What are the symptoms of a pulmonary embolism?

Sometimes there are no symptoms at all. However, many people who experience a pulmonary embolism will feel some or all of the following symptoms:

  • Sudden inexplicable breathlessness
  • Sudden, sharp chest pain
  • Coughing up blood mixed with phlegm
  • An uncomfortable, nervous or anxious feeling
  • Exhaustion and a mild fever for a number of days following.

In nearly every case of embolism, hospital treatment is essential because of the possibility of a greater embolus occurring subsequently. When one of these larger emboli become lodged in the lung, urgent life-saving medical attention will be required. The symptoms of a severe pulmonary embolism include:

  • Rapid onset of pain
  • Becoming pale, and experiencing cold, sweaty flushes
  • Falling unconscious

It is very difficult to revive someone in this condition without medical attention. They need to be transferred to hospital immediately.

How can a pulmonary embolism be treated?

Unfortunately, a pulmonary embolism can be difficult to diagnose, as it may not display symptoms. When it does exhibit symptoms, they can be easily mistaken for other complaints, such as a cardiac arrest.

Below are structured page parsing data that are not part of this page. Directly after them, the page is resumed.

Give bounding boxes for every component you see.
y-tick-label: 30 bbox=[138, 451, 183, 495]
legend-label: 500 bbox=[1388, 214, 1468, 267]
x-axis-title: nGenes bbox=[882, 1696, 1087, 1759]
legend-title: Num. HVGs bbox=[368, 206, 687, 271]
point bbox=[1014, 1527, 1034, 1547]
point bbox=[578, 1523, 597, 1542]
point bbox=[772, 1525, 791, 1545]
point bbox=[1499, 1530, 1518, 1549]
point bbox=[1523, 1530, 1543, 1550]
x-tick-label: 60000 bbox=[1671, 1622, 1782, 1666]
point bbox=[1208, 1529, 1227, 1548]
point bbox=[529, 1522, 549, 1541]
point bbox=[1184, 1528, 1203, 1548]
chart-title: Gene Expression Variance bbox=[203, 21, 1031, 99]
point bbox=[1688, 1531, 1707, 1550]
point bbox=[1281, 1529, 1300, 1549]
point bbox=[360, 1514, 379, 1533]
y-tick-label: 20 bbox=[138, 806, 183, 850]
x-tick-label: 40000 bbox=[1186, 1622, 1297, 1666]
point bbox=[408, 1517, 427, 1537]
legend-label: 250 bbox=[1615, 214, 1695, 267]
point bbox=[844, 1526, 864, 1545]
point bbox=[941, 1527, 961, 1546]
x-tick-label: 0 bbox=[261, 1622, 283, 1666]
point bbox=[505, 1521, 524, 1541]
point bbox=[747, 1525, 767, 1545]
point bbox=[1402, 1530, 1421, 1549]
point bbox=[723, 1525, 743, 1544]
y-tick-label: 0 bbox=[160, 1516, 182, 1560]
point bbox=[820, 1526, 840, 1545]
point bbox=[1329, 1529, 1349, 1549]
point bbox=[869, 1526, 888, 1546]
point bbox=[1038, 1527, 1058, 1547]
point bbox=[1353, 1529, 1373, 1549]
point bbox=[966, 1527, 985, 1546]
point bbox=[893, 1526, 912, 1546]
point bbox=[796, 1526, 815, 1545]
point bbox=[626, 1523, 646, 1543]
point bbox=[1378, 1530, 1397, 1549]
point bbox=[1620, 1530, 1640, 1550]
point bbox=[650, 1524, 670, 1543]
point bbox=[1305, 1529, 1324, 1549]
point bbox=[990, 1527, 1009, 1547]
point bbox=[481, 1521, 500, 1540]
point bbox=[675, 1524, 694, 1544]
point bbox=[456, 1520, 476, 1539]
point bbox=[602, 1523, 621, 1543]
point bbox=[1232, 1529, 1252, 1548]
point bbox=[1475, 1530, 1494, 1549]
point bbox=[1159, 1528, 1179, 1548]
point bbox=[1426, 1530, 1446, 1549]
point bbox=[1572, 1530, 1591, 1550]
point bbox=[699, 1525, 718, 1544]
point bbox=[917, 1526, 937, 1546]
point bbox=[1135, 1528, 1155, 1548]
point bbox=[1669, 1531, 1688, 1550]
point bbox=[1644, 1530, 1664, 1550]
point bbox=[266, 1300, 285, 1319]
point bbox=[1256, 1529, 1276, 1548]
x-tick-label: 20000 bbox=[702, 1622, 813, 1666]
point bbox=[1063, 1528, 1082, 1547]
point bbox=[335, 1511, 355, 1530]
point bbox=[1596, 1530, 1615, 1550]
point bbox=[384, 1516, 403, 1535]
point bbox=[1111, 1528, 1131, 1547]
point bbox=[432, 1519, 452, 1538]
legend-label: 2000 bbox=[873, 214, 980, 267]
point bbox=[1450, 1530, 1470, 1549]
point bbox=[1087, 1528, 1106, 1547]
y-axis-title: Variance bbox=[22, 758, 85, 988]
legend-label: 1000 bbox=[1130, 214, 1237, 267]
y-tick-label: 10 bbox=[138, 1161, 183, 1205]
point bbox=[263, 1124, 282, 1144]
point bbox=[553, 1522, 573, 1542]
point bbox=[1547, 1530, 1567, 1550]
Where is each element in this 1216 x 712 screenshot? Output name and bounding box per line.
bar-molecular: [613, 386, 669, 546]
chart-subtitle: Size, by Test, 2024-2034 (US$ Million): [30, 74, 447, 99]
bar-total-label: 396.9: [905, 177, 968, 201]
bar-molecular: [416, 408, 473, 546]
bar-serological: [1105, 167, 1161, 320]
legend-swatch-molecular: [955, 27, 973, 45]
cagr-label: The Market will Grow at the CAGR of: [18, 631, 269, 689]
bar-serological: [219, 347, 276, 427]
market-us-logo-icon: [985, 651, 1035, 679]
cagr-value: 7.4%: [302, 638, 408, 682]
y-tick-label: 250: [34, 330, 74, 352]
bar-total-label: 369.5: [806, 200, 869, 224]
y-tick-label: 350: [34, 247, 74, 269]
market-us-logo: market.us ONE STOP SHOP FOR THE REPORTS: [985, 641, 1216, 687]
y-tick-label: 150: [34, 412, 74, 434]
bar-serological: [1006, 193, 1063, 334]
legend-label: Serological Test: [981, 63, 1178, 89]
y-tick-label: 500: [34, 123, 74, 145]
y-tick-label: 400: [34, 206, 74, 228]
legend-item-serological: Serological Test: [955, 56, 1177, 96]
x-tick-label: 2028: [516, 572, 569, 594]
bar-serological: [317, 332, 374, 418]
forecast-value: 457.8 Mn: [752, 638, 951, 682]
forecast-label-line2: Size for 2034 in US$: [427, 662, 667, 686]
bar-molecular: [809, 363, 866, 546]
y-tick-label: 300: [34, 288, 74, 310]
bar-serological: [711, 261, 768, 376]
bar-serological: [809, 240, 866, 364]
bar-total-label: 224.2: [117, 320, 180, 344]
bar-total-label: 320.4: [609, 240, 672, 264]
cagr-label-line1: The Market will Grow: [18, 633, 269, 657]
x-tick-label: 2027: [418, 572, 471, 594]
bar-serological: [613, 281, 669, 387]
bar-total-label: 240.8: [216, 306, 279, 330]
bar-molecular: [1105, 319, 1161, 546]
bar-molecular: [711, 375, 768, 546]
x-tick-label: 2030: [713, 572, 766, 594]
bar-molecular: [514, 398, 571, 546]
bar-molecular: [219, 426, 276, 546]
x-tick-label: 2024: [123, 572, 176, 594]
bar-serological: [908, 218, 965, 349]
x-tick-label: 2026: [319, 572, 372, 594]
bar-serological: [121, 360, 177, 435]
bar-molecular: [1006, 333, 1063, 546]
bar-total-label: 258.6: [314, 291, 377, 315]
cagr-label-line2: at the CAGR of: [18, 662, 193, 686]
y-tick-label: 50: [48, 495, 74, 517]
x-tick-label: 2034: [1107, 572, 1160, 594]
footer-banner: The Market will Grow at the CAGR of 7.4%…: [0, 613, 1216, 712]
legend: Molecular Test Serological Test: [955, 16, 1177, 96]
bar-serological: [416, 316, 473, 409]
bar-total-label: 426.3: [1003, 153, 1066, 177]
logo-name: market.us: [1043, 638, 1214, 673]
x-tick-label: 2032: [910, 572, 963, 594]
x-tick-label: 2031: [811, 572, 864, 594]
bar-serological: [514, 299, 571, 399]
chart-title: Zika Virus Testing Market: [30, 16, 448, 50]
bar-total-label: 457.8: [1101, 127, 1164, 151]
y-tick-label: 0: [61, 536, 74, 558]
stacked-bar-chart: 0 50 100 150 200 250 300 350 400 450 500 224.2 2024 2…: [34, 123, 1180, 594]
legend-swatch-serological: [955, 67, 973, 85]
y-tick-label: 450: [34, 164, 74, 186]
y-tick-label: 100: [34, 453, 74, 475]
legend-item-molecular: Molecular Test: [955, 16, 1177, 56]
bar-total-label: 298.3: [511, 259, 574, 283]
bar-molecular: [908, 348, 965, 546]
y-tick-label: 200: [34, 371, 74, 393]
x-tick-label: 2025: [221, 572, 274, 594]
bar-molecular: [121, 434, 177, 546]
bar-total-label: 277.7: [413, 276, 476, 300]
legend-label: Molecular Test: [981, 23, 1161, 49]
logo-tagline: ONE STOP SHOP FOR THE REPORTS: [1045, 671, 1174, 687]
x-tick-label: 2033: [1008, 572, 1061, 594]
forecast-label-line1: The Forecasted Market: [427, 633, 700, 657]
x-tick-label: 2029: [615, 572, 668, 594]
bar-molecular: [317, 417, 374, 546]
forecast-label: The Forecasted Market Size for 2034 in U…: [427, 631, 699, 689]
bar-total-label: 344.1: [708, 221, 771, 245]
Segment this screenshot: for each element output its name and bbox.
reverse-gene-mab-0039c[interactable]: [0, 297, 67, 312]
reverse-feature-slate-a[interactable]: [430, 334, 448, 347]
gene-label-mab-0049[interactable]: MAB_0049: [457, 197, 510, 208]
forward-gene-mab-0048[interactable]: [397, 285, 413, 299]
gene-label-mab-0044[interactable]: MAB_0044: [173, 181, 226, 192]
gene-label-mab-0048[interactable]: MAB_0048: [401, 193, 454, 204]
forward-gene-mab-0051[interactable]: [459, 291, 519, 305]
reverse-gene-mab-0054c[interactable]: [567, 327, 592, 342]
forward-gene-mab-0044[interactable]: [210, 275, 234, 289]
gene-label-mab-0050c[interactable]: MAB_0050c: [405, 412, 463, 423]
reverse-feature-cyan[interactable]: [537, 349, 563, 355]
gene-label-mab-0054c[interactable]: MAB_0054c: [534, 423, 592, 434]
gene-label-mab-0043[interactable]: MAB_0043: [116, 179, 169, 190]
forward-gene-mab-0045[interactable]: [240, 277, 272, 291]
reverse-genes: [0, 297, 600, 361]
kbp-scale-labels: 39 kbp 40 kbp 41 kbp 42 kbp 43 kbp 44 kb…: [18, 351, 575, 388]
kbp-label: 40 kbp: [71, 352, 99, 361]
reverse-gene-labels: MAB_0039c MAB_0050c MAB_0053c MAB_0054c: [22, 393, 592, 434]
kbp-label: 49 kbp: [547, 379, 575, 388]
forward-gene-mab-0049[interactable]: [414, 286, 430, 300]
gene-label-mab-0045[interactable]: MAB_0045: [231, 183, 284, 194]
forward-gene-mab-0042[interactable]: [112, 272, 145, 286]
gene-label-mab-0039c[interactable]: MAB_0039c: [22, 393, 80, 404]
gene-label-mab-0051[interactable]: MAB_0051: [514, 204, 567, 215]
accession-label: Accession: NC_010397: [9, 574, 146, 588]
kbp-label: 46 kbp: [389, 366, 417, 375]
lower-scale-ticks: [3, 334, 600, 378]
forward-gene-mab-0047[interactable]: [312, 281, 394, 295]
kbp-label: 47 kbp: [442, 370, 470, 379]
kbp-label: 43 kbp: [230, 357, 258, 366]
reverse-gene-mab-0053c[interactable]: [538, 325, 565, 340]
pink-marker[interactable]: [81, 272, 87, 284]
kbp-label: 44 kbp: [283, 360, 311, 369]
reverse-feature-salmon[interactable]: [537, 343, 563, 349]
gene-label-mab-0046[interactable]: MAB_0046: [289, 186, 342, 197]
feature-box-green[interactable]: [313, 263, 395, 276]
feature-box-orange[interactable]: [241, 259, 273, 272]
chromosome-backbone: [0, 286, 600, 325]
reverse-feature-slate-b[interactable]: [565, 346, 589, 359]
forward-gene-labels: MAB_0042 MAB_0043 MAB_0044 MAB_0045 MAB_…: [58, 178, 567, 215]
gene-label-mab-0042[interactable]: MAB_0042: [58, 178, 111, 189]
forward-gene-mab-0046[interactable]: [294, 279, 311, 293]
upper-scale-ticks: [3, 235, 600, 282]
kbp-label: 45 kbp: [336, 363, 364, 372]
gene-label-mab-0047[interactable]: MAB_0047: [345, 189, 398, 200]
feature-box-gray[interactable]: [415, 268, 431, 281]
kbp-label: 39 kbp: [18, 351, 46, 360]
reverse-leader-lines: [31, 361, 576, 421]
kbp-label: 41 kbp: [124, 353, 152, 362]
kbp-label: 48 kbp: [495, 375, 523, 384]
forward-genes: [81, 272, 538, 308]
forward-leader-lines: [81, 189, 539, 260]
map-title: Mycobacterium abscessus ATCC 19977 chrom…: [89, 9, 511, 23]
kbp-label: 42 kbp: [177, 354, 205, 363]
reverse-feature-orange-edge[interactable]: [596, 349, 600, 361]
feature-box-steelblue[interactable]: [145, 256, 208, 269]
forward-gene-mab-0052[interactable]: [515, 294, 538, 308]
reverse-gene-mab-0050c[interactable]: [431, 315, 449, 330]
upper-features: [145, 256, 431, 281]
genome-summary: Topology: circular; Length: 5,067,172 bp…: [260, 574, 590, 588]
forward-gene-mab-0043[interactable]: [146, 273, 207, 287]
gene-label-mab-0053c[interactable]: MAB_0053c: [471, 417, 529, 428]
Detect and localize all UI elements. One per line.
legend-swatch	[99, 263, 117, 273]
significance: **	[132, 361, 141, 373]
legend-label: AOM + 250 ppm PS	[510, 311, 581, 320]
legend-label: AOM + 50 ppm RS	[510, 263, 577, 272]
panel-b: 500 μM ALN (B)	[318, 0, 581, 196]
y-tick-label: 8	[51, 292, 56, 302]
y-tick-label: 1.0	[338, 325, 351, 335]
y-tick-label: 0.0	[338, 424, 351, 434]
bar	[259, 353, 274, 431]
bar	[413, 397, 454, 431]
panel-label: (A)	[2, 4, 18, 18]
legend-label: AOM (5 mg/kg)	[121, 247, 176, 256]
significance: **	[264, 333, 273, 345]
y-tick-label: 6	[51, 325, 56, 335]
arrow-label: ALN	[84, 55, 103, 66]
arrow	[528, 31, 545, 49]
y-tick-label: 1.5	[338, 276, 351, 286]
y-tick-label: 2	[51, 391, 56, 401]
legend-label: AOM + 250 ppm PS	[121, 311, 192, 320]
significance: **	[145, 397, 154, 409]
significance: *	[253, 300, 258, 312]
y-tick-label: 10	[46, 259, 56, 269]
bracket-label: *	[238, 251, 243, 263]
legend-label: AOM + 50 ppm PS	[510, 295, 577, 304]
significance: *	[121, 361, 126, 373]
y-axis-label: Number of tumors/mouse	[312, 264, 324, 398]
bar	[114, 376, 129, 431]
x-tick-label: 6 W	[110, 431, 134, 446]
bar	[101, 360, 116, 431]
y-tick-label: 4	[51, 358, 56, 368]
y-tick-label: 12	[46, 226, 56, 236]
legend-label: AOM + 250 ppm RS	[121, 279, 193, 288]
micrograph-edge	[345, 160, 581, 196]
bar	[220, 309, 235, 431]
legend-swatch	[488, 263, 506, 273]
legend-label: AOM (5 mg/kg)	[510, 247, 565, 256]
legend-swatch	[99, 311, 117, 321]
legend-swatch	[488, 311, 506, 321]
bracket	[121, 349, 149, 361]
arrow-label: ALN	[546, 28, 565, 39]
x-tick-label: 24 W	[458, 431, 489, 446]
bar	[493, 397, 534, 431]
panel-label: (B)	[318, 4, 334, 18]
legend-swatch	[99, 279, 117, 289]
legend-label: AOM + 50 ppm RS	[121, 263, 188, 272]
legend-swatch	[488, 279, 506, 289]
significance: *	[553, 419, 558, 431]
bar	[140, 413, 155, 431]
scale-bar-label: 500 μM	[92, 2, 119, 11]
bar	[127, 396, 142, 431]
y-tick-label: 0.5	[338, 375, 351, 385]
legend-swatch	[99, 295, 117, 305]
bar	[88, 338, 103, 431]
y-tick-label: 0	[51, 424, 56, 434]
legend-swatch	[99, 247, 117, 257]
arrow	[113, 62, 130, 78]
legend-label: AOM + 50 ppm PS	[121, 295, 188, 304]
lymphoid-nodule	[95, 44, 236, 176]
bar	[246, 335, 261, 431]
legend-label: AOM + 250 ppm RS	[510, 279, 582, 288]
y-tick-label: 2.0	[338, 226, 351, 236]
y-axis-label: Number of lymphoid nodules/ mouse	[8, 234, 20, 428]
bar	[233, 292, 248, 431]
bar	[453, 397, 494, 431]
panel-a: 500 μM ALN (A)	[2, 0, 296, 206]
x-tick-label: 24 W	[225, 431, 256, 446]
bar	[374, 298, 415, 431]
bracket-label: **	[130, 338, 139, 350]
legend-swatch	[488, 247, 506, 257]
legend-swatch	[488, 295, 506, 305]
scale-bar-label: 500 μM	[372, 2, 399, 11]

If a pulmonary embolism is diagnosed, the key issue is to stabilise the patient’s cardiovascular system until the embolus can be dissolved. This process can take up to a fortnight.

People with a diagnosed embolism receive anti-coagulant drugs to thin the blood and lessen the chance of another embolus developing. They may have to receive oxygen treatment also, as the lungs’ ability to function is impaired. Sometimes it is possible to dissolve the embolus; other times it is advisable to operate to remove it. Often, it is allowed to resolve itself under medical supervision.

People who have had an embolism in the past may find that they must take anti-coagulant for some time, possibly even the rest of their lives, to avoid another embolus developing.

If you feel any of the symptoms of a pulmonary embolism, especially if the symptoms develop very quickly, you must get to hospital immediately.